3. Die Anzahl der Patienten durch Prävention reduzieren. Die schwierigste, aber langfristig sinnvollste Methode. Hier ist die Forschung, das Gesundheitssystem, aber auch jeder Arbeitgeber und Bürger selbst gefragt. Man geht davon aus, dass bei den meisten psychischen Erkrankungen sowohl eine genetische Komponente als auch die Umweltbedingungen eine Rolle spielen. Gemeinsam können Lebensumstände geschaffen werden, die weniger Menschen psychisch erkranken lassen.

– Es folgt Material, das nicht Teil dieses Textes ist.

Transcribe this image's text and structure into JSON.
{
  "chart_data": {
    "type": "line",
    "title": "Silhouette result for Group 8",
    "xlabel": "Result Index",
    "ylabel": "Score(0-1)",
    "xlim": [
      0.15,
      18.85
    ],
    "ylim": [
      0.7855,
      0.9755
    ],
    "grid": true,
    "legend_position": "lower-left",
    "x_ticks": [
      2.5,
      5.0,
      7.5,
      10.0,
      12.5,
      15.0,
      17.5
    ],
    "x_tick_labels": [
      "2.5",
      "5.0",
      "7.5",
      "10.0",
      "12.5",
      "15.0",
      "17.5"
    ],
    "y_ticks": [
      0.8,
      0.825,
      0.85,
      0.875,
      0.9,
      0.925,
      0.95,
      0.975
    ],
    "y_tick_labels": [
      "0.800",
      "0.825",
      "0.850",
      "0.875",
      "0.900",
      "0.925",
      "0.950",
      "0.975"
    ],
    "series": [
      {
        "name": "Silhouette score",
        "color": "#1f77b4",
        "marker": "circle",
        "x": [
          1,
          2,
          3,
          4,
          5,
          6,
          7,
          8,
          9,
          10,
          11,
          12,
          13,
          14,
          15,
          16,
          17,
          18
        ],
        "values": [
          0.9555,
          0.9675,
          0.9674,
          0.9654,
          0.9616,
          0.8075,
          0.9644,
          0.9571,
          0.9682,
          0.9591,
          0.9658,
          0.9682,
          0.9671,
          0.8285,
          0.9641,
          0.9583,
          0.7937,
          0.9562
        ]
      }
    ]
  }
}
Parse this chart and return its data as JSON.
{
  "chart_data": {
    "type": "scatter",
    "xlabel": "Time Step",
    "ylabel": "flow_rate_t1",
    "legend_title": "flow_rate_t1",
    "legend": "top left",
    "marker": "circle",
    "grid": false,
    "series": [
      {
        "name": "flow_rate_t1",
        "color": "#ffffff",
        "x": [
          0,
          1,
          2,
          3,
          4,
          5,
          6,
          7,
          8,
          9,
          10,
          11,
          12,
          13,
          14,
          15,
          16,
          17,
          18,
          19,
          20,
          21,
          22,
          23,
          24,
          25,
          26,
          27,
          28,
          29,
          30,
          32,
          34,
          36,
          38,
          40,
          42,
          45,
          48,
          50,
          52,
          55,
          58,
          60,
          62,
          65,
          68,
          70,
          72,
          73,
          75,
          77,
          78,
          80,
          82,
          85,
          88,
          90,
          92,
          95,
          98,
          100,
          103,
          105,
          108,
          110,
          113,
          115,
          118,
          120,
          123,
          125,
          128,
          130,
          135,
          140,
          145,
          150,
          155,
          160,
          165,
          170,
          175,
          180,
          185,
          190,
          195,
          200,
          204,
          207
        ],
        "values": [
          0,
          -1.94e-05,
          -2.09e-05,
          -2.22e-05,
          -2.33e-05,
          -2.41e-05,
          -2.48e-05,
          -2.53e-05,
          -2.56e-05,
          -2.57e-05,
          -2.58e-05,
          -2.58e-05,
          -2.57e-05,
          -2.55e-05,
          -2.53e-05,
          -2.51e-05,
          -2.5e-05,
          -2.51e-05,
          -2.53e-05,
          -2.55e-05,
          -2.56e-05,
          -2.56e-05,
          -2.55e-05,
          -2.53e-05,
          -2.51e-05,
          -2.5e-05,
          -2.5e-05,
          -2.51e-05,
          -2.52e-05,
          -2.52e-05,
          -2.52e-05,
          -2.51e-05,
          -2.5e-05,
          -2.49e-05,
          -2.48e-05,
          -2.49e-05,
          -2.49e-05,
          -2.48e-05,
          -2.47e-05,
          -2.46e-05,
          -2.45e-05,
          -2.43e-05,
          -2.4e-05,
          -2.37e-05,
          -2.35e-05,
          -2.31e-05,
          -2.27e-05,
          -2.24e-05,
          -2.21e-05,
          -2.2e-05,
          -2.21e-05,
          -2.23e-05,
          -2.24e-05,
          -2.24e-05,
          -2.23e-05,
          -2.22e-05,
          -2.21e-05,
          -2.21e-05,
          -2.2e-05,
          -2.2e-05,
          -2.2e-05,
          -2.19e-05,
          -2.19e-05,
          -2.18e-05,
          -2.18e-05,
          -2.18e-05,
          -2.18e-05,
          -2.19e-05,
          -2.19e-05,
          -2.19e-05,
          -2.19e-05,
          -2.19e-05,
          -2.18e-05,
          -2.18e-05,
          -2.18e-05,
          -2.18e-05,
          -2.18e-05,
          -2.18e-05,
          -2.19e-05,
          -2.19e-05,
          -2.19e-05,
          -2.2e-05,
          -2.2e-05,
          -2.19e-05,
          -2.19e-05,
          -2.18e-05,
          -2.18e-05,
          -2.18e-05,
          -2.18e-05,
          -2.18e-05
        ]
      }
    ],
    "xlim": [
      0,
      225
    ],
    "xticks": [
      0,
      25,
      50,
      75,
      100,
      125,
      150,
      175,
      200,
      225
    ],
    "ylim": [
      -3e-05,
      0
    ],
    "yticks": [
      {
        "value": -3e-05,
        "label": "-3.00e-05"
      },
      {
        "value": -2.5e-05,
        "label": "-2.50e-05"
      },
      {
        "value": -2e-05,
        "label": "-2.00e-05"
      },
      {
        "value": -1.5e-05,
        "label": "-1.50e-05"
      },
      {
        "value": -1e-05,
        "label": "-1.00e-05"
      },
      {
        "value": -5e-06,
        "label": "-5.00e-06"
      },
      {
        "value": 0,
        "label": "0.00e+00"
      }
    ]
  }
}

Erinnert ihr euch an das Beispiel vom Anfang? Nicht nur das Abtelefonieren der Arztpraxen und die lange Wartezeit waren belastend, sondern auch die Kommentare und das mangelnde Verständnis der Mitmenschen. Auch im Jahre 2019 sind psychische Erkrankungen noch mit einem hohen Stigma versehen. Sie werden häufig als Charakterschwäche und nicht als Krankheit ausgelegt. Wissenschaftlich ist diese Sicht absolut nicht haltbar und einer aufgeklärten Gesellschaft stünde es gut an, auch diesen Aberglauben abzulegen.

Depressionen, Angststörungen, Zwangsstörungen, Essstörungen und der ganze weitere Strauß an psychischen Störungen sind behandlungsbedürftige Erkrankungen, die jeden von uns treffen könnten. Im Laufe eines Jahres weisen alleine in Baden-Württemberg etwa 3.300.000 Menschen Symptome psychischer Erkrankungen auf. Lasst uns diesen Menschen zuhören, sie nicht stigmatisieren, sondern genauso ernst nehmen wie andere Patienten, und geben wir ihnen Zugang zu ärztlicher und psychotherapeutischer Versorgung!


Barbara Eggers ist JuLi-Mitglied in Bayern und studiert derzeit Psychologie an der Universität Bamberg.